His tale is that he has always worked long hours, tirelessly for the people, always giving them wise guidance and helping in all fields, and his knowledge and skills are unbounded in their brilliance and breadth.  He being a modest man who demands little, but gives all.  The truth is that he lived the life of a wealthy king with numerous well appointed palaces, food, drink, clothing and consumer goods from around the world, enjoyed his own "joy division" of especially selected beautiful young women to enjoy orgies that would make Berlusconi jealous, and by the mid 1960s had so ruthlessly purged any challenges to his rule that he could relax. All the time he called for his enslaved people to work ever harder, more tirelessly than before, filling up their "spare time" with activities either to defend the country, or extra-curricular activities for the monthly "celebrations" of him, his inarticulate playboy son, the party, the country, the army or Juche  Meanwhile, there has never been room for anyone disabled in the workers' paradise.

So whilst Libyans fight to depose their megalomaniacal ruler  (who has long been loved by the Kim gang), and others go about their daily life.  Be grateful for a moment that you're not in a country led by a lying murdering corpse, where you can't leave, where you are denied the truth of his life and his rule and are told to sacrifice more every day and you have nothing to envy in the world.

3 comments:

Craig said...

Great post Scott. Had to laugh at the final line of the Stoke on Trent branch of the JISGE - "comments are disabled" - very in keeping with Junche philosophy.

Jeremy Harris said...

I always enjoy reading your posts on North Korea (while despising the content)...
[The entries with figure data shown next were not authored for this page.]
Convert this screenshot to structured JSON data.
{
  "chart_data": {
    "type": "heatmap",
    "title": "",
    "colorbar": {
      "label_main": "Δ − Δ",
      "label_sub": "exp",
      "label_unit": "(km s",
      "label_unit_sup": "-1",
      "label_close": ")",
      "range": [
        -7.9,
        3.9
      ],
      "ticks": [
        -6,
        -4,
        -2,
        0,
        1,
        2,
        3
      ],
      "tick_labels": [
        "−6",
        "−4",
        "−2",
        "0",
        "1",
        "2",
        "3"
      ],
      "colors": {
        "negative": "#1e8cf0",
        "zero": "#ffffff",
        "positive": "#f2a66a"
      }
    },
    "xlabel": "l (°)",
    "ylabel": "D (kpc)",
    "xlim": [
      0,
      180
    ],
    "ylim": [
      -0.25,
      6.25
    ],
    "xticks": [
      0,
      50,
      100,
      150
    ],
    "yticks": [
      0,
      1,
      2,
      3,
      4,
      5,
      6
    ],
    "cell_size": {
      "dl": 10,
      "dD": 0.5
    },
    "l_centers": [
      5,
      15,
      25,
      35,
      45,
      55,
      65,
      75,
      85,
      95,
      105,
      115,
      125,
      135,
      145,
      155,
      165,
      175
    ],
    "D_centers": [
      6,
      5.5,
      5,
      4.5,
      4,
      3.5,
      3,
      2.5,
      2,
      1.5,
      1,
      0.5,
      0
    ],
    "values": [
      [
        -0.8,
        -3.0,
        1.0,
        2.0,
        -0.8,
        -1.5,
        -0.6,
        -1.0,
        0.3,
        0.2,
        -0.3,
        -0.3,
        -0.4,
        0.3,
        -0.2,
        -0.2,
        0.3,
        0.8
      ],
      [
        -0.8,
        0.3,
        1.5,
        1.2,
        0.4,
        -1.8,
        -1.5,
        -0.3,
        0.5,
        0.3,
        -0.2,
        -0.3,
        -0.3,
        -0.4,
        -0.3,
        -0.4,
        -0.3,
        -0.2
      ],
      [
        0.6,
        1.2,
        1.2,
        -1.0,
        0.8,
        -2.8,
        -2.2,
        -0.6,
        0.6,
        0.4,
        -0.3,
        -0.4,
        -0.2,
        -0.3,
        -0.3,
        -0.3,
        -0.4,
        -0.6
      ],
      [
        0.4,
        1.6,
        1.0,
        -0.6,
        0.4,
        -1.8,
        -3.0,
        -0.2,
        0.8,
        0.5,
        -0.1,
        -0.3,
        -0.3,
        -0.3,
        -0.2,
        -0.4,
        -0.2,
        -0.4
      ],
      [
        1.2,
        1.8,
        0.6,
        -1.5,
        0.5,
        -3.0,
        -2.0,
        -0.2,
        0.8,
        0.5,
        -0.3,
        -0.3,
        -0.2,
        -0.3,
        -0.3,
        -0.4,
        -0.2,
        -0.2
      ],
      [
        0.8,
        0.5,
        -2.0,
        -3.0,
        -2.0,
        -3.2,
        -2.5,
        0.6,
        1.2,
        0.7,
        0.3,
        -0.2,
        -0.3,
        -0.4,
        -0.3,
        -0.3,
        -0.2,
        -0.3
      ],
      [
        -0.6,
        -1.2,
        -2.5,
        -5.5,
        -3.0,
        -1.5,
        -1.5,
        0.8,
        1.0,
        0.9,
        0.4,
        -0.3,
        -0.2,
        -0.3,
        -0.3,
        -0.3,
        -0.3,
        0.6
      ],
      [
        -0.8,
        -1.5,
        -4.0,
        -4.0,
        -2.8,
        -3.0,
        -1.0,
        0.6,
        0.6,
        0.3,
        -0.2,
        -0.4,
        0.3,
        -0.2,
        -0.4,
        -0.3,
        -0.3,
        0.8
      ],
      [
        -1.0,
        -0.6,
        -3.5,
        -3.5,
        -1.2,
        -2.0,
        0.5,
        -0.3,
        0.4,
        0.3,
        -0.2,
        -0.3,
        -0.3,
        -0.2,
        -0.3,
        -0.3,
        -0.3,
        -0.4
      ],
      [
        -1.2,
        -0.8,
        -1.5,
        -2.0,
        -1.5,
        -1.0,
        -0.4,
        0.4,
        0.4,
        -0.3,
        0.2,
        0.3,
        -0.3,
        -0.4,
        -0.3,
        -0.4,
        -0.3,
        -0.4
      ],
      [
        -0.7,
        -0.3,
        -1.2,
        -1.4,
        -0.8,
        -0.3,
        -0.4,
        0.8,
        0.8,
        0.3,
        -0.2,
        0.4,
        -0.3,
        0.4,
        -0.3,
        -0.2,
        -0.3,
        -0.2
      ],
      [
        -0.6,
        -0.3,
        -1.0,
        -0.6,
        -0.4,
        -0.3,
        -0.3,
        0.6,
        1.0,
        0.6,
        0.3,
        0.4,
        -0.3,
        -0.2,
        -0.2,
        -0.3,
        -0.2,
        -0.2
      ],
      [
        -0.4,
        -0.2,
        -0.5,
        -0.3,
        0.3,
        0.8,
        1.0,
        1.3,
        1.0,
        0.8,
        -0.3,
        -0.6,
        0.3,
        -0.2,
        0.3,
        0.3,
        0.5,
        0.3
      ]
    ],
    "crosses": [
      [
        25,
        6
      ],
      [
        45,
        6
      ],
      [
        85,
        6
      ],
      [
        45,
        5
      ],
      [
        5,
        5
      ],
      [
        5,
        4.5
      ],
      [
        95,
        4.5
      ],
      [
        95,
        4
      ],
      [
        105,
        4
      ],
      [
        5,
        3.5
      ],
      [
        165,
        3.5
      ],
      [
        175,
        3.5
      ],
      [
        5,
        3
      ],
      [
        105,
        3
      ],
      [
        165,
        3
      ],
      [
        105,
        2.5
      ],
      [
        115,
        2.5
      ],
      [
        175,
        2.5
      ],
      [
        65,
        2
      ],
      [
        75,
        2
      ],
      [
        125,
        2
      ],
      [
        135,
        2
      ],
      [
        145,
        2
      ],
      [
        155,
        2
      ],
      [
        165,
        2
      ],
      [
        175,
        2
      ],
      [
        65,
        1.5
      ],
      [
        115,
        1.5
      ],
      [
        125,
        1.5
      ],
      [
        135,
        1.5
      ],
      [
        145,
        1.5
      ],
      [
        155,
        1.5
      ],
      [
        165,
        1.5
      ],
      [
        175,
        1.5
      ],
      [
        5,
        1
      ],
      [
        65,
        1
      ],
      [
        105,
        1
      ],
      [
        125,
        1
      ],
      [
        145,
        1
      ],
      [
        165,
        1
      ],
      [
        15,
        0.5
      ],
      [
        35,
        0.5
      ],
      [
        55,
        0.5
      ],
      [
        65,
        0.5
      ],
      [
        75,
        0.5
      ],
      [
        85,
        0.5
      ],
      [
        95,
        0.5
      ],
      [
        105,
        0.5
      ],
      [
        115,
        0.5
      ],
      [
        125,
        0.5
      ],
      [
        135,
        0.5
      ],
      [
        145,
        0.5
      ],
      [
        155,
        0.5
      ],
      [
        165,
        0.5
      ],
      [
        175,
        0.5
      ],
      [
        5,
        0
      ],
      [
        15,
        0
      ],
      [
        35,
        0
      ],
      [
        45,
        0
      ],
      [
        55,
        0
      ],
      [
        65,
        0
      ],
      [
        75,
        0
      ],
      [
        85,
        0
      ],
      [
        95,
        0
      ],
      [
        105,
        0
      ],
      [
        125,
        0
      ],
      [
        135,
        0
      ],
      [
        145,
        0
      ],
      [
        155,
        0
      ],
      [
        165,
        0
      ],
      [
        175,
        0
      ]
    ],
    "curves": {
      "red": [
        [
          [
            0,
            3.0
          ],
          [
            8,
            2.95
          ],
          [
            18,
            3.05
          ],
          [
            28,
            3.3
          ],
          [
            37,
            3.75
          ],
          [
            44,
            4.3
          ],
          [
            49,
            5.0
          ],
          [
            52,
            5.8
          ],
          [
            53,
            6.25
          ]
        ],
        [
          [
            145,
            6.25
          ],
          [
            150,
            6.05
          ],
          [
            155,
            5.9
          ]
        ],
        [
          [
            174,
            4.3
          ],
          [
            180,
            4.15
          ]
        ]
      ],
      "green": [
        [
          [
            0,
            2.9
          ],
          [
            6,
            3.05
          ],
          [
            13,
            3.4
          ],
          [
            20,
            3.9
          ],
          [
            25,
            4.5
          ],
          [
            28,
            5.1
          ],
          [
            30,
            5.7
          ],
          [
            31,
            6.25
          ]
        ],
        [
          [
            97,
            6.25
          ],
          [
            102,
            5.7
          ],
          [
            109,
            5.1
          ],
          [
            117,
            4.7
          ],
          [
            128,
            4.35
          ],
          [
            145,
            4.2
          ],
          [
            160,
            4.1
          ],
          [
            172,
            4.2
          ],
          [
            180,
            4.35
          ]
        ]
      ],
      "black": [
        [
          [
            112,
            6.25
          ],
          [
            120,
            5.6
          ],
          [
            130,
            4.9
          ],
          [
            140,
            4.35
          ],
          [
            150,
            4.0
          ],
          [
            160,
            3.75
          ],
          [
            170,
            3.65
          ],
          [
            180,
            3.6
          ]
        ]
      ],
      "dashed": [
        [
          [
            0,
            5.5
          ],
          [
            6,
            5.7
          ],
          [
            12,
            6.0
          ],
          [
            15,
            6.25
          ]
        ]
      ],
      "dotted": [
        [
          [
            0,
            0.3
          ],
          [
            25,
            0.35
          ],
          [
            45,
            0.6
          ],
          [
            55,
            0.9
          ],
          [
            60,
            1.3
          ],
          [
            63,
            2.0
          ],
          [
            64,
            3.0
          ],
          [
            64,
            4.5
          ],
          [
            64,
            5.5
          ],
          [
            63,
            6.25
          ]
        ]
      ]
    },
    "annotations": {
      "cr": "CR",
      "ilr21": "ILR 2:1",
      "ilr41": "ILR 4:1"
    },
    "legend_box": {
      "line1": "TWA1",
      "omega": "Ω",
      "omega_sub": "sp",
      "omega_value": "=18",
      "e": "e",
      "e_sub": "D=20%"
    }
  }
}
Your passion for these people always impresses...

Do you believe we'll see the end of these thugs in charge before we die, 40 - 50 years?

Libertyscott said...

Jeremy: Yes I do. I can only hope that the way it happens does not parallel Russia. There has yet to be any successful model in moving from totalitarianism to free and open societies that does not involve lengthy expensive military occupation (e.g. Germany/Japan post WW2).